The NUDGING VERNACULARS studio starts with a question......... how might we as designers operate within a mode of practice counter to the currently dominant “Starchitect” model. Rather than inserting unique, distinct signature objects into the world, might we as designers approach sites and situations in a way that might operate more under the radar by carefully understanding existing vernaculars and finding ways to intervene and nudge them toward new potentials?
The NUDGING VERNACULARS studio starts with the premise that the urban and rural are intricately intertwined and interdependent and that there is a physical, social, environmental and economic continuum of space running between them.
This studio will study and intervene in two different but interconnected zones of habitation- Beijing’s Urban Villages and Rural Villages -to design proposals for new forms of habitation that respond to the existing and often extreme conditions of these rapidly changing environments.
China’s Urban Villages are informal settlements that house both the original residents of these urban agrarian environments as well as rural to urban migrants. Because the rural urban migrants are living illegally in the city, the government makes no provision to house them. The native urban villagers have taken entrepreneurial advantage of this situation and built housing that might be called “housing by the people, for the people”.
China’s Rural Villages and countryside might be the most endangered human habitat that has ever faced humankind.
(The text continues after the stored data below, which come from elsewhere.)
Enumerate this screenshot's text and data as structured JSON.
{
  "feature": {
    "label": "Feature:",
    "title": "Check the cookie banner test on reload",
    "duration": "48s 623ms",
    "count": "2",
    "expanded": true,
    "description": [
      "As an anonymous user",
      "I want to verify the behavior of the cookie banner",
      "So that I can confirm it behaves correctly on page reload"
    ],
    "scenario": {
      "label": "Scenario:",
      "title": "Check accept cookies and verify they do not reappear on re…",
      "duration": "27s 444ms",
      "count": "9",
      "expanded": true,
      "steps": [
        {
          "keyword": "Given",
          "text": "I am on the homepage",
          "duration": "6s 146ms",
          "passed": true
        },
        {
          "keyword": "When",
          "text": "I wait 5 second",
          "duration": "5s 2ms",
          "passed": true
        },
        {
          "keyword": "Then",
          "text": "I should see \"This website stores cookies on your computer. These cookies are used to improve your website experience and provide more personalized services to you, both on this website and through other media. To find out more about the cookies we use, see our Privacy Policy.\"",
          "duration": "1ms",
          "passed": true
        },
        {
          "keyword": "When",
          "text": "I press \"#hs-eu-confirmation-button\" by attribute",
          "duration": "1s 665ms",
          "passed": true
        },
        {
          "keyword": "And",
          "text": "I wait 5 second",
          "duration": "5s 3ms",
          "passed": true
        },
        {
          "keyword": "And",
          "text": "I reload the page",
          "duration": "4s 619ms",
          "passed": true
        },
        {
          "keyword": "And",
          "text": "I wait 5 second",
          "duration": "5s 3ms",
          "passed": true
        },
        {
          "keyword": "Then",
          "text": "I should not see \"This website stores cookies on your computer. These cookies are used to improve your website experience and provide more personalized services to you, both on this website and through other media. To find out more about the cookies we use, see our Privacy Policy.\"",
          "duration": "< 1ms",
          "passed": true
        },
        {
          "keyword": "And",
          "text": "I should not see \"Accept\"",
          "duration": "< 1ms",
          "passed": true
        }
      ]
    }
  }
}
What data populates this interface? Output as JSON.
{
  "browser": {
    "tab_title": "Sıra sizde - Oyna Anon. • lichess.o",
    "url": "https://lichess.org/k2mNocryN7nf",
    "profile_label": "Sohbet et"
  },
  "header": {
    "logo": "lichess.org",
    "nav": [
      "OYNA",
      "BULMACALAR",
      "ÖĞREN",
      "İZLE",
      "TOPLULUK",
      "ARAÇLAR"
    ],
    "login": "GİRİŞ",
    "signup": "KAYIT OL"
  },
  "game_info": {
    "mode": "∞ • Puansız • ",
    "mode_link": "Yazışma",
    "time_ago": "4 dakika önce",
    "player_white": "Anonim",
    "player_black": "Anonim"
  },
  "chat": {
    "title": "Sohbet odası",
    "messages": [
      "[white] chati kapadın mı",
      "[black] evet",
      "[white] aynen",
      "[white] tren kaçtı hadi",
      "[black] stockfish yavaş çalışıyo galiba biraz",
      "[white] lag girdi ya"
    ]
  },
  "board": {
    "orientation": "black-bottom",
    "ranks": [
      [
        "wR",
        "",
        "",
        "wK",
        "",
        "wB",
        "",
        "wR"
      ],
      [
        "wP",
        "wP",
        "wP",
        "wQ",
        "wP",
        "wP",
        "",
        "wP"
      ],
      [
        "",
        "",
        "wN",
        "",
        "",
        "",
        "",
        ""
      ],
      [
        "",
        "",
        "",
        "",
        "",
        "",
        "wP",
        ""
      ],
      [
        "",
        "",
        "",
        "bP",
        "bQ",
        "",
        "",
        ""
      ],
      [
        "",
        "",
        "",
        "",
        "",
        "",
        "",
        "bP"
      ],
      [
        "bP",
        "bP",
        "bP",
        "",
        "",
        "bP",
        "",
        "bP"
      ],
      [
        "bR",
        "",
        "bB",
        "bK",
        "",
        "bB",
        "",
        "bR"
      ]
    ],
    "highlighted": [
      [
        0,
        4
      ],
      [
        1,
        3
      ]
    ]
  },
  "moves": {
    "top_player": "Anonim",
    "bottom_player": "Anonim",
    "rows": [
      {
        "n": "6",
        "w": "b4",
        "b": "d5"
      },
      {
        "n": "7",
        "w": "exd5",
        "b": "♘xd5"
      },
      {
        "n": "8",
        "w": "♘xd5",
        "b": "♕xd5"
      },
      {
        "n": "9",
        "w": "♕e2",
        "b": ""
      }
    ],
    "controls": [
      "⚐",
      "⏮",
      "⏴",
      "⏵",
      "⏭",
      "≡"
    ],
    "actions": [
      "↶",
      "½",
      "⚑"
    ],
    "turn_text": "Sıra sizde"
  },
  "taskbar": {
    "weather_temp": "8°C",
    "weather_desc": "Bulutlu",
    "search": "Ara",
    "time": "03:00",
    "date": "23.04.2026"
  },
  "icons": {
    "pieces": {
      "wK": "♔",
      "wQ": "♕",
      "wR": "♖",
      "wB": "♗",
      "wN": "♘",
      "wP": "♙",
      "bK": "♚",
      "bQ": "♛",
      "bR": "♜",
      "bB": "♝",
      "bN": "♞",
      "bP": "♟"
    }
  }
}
This habitat has become vulnerable and unstable due to the massive social, environmental and economic changes in China’s recent history, not least of which is massive urbanisation. And yet, one of every ten people on earth live in a rural Chinese village, and they are 10% of the other 90%. If rural environments continue to be abandoned at the rate that they are today, the massive urbanisation trend will only become heightened [as the equivalent of all of the cities in America will need to be constructed from scratch in the next
ten to twenty years] and it will surely lead to a scenario of “whiz bang quick cities” with “tofu” construction and other problematics. Conversely, rural ways of life remain the most sustainable ones- for instance, rural residents use 1/10th the amount of water that urban residents do.